The directors’remuneration was made up of salary of $7.06 million, pension contributions of $374,000 and benefits in kind of $237,000.

Staff costs at the company decreased last year from $66.1 million to $46.8 million, which included share-based payments of $1.8 million.

The company paid out a dividend of $198 million during the year, and this followed a dividend pay-out of $1.1 billion in 2019.

In March this year, the company declared an interim dividend of $7 million.

Cash pool

On the impact of the pandemic, a note attached to the accounts states it has significantly affected the company’s customers’ operations “and by extension the activities, financial results and position of the company”.

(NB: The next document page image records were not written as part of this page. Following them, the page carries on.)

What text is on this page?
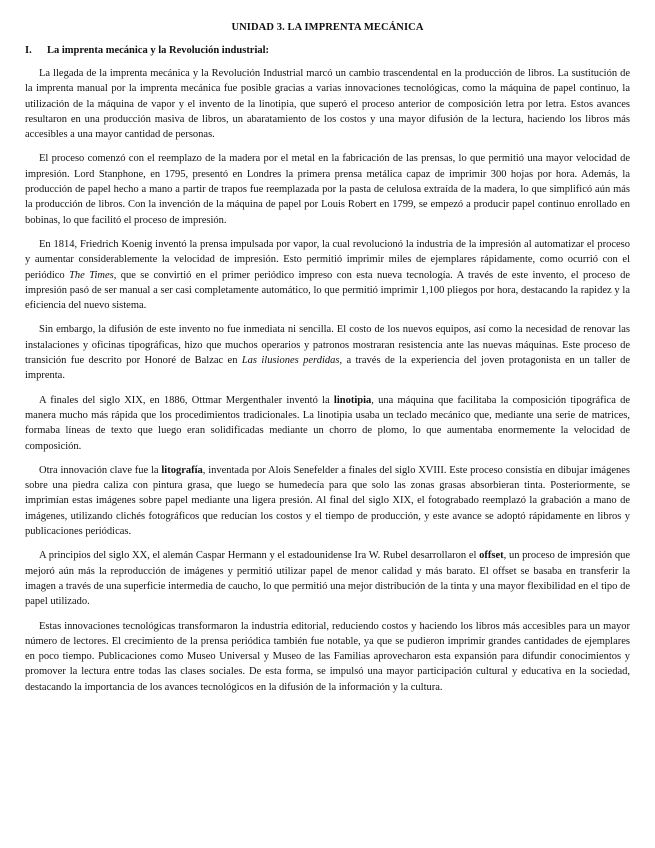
UNIDAD 3. LA IMPRENTA MECÁNICA
I. La imprenta mecánica y la Revolución industrial:

La llegada de la imprenta mecánica y la Revolución Industrial marcó un cambio trascendental en la producción de libros. La sustitución de la imprenta manual por la imprenta mecánica fue posible gracias a varias innovaciones tecnológicas, como la máquina de papel continuo, la utilización de la máquina de vapor y el invento de la linotipia, que superó el proceso anterior de composición letra por letra. Estos avances resultaron en una producción masiva de libros, un abaratamiento de los costos y una mayor difusión de la lectura, haciendo los libros más accesibles a una mayor cantidad de personas.

El proceso comenzó con el reemplazo de la madera por el metal en la fabricación de las prensas, lo que permitió una mayor velocidad de impresión. Lord Stanphone, en 1795, presentó en Londres la primera prensa metálica capaz de imprimir 300 hojas por hora. Además, la producción de papel hecho a mano a partir de trapos fue reemplazada por la pasta de celulosa extraída de la madera, lo que simplificó aún más la producción de libros. Con la invención de la máquina de papel por Louis Robert en 1799, se empezó a producir papel continuo enrollado en bobinas, lo que facilitó el proceso de impresión.

En 1814, Friedrich Koenig inventó la prensa impulsada por vapor, la cual revolucionó la industria de la impresión al automatizar el proceso y aumentar considerablemente la velocidad de impresión. Esto permitió imprimir miles de ejemplares rápidamente, como ocurrió con el periódico The Times, que se convirtió en el primer periódico impreso con esta nueva tecnología. A través de este invento, el proceso de impresión pasó de ser manual a ser casi completamente automático, lo que permitió imprimir 1,100 pliegos por hora, destacando la rapidez y la eficiencia del nuevo sistema.

Sin embargo, la difusión de este invento no fue inmediata ni sencilla. El costo de los nuevos equipos, así como la necesidad de renovar las instalaciones y oficinas tipográficas, hizo que muchos operarios y patronos mostraran resistencia ante las nuevas máquinas. Este proceso de transición fue descrito por Honoré de Balzac en Las ilusiones perdidas, a través de la experiencia del joven protagonista en un taller de imprenta.

A finales del siglo XIX, en 1886, Ottmar Mergenthaler inventó la linotipia, una máquina que facilitaba la composición tipográfica de manera mucho más rápida que los procedimientos tradicionales. La linotipia usaba un teclado mecánico que, mediante una serie de matrices, formaba líneas de texto que luego eran solidificadas mediante un chorro de plomo, lo que aumentaba enormemente la velocidad de composición.

Otra innovación clave fue la litografía, inventada por Alois Senefelder a finales del siglo XVIII. Este proceso consistía en dibujar imágenes sobre una piedra caliza con pintura grasa, que luego se humedecía para que solo las zonas grasas absorbieran tinta. Posteriormente, se imprimían estas imágenes sobre papel mediante una ligera presión. Al final del siglo XIX, el fotograbado reemplazó la grabación a mano de imágenes, utilizando clichés fotográficos que reducían los costos y el tiempo de producción, y este avance se adoptó rápidamente en libros y publicaciones periódicas.

A principios del siglo XX, el alemán Caspar Hermann y el estadounidense Ira W. Rubel desarrollaron el offset, un proceso de impresión que mejoró aún más la reproducción de imágenes y permitió utilizar papel de menor calidad y más barato. El offset se basaba en transferir la imagen a través de una superficie intermedia de caucho, lo que permitió una mejor distribución de la tinta y una mayor flexibilidad en el tipo de papel utilizado.

Estas innovaciones tecnológicas transformaron la industria editorial, reduciendo costos y haciendo los libros más accesibles para un mayor número de lectores. El crecimiento de la prensa periódica también fue notable, ya que se pudieron imprimir grandes cantidades de ejemplares en poco tiempo. Publicaciones como Museo Universal y Museo de las Familias aprovecharon esta expansión para difundir conocimientos y promover la lectura entre todas las clases sociales. De esta forma, se impulsó una mayor participación cultural y educativa en la sociedad, destacando la importancia de los avances tecnológicos en la difusión de la información y la cultura.
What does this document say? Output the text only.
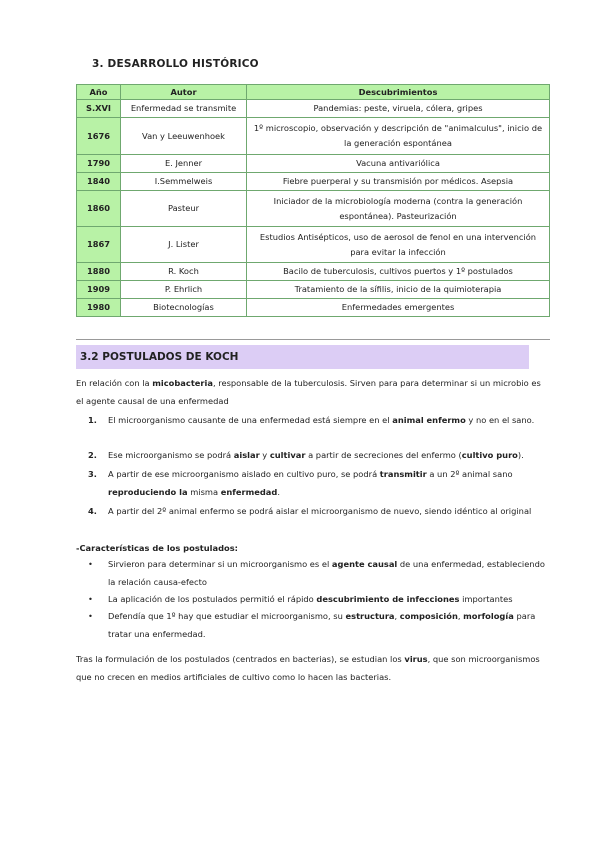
3. DESARROLLO HISTÓRICO
Año	Autor	Descubrimientos
S.XVI	Enfermedad se transmite	Pandemias: peste, viruela, cólera, gripes
1676	Van y Leeuwenhoek	1º microscopio, observación y descripción de "animalculus", inicio de la generación espontánea
1790	E. Jenner	Vacuna antivariólica
1840	I.Semmelweis	Fiebre puerperal y su transmisión por médicos. Asepsia
1860	Pasteur	Iniciador de la microbiología moderna (contra la generación espontánea). Pasteurización
1867	J. Lister	Estudios Antisépticos, uso de aerosol de fenol en una intervención para evitar la infección
1880	R. Koch	Bacilo de tuberculosis, cultivos puertos y 1º postulados
1909	P. Ehrlich	Tratamiento de la sífilis, inicio de la quimioterapia
1980	Biotecnologías	Enfermedades emergentes
3.2 POSTULADOS DE KOCH
En relación con la micobacteria, responsable de la tuberculosis. Sirven para para determinar si un microbio es el agente causal de una enfermedad
1. El microorganismo causante de una enfermedad está siempre en el animal enfermo y no en el sano.
2. Ese microorganismo se podrá aislar y cultivar a partir de secreciones del enfermo (cultivo puro).
3. A partir de ese microorganismo aislado en cultivo puro, se podrá transmitir a un 2º animal sano reproduciendo la misma enfermedad.
4. A partir del 2º animal enfermo se podrá aislar el microorganismo de nuevo, siendo idéntico al original
-Características de los postulados:
• Sirvieron para determinar si un microorganismo es el agente causal de una enfermedad, estableciendo la relación causa-efecto
• La aplicación de los postulados permitió el rápido descubrimiento de infecciones importantes
• Defendía que 1º hay que estudiar el microorganismo, su estructura, composición, morfología para tratar una enfermedad.
Tras la formulación de los postulados (centrados en bacterias), se estudian los virus, que son microorganismos que no crecen en medios artificiales de cultivo como lo hacen las bacterias.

The note states that at the date of signing off on the financial statements, the company had cash on deposit with a cash pool.

A modelled base-case scenario shows the company is expected to continue to have sufficient resources to avoid default on its obligation.

Shareholder funds at the end of December 2020 totalled $3.54 billion, including accumulated profits of $93.8 million.

The figures show the bulk of the company's revenues at 85 per cent, or $172.9 million, is generated from European customers, with customers in the Americas making up the remaining 14 per cent, or $28.9 million, and $1.7 million or 1 per cent in Asia.

Gecas – which has a fleet of more than 1,600 owned, managed and on-order aircraft and helicopters with more than 200 customers in over 70 countries – offers a wide range of aircraft types and financing options, including operating leases and secured debt financing, and also provides productivity solutions including spare engine leasing, spare parts financing and management.